Given the priorities of Tim Wilson, the new Human Rights Commissioner, to examine laws that impeach on the right to free speech, the systemic surveillance of the public should be a high priority.
In addition, the surveillance of journalists is a troubling threat to a free and independent media, especially when journalists rely heavily on anonymous sources.
Systemic government surveillance is also a threat to the right to a fair trial under article 14 of the ICCPR, as exemplified in Australia’s East Timor spying case, and recent revelations that Australia spied on a US law firm representing Indonesia.
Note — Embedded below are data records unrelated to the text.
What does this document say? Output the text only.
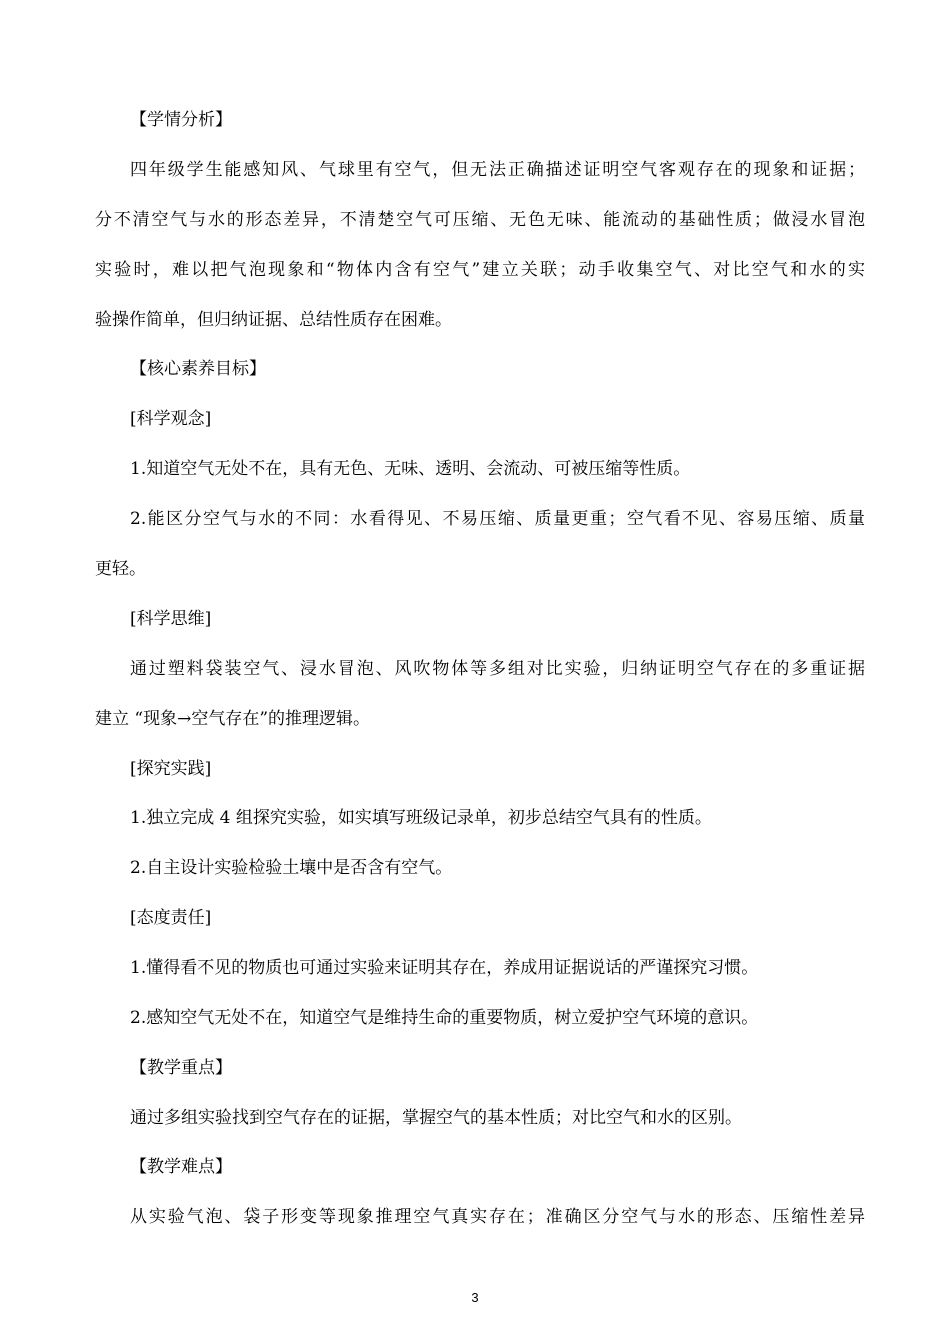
【学情分析】
四年级学生能感知风、气球里有空气，但无法正确描述证明空气客观存在的现象和证据；
分不清空气与水的形态差异，不清楚空气可压缩、无色无味、能流动的基础性质；做浸水冒泡
实验时，难以把气泡现象和“物体内含有空气”建立关联；动手收集空气、对比空气和水的实
验操作简单，但归纳证据、总结性质存在困难。
【核心素养目标】
[科学观念]
1.知道空气无处不在，具有无色、无味、透明、会流动、可被压缩等性质。
2.能区分空气与水的不同：水看得见、不易压缩、质量更重；空气看不见、容易压缩、质量
更轻。
[科学思维]
通过塑料袋装空气、浸水冒泡、风吹物体等多组对比实验，归纳证明空气存在的多重证据
建立 “现象→空气存在”的推理逻辑。
[探究实践]
1.独立完成 4 组探究实验，如实填写班级记录单，初步总结空气具有的性质。
2.自主设计实验检验土壤中是否含有空气。
[态度责任]
1.懂得看不见的物质也可通过实验来证明其存在，养成用证据说话的严谨探究习惯。
2.感知空气无处不在，知道空气是维持生命的重要物质，树立爱护空气环境的意识。
【教学重点】
通过多组实验找到空气存在的证据，掌握空气的基本性质；对比空气和水的区别。
【教学难点】
从实验气泡、袋子形变等现象推理空气真实存在；准确区分空气与水的形态、压缩性差异
3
The use of mass surveillance threatens the very nature of a democratic and fair society. The vey act of constantly being monitored has profound impacts on how a society, and individuals, operates. As the Special Rapporteur on Freedom of Expression and Opinion argues:
Communications surveillance should be regarded as a highly intrusive act that potentially interferes with the rights to freedom of expression and privacy and threatens the foundations of a democratic society.
As our MPs continue to debate these programs in parliament, it is important to consider the human rights standards committed to by our governments. When our government admits to openly spying “for the benefit of our friends” and to “uphold our values” it is important to take a step back and assess if their actions are a violation of human rights law.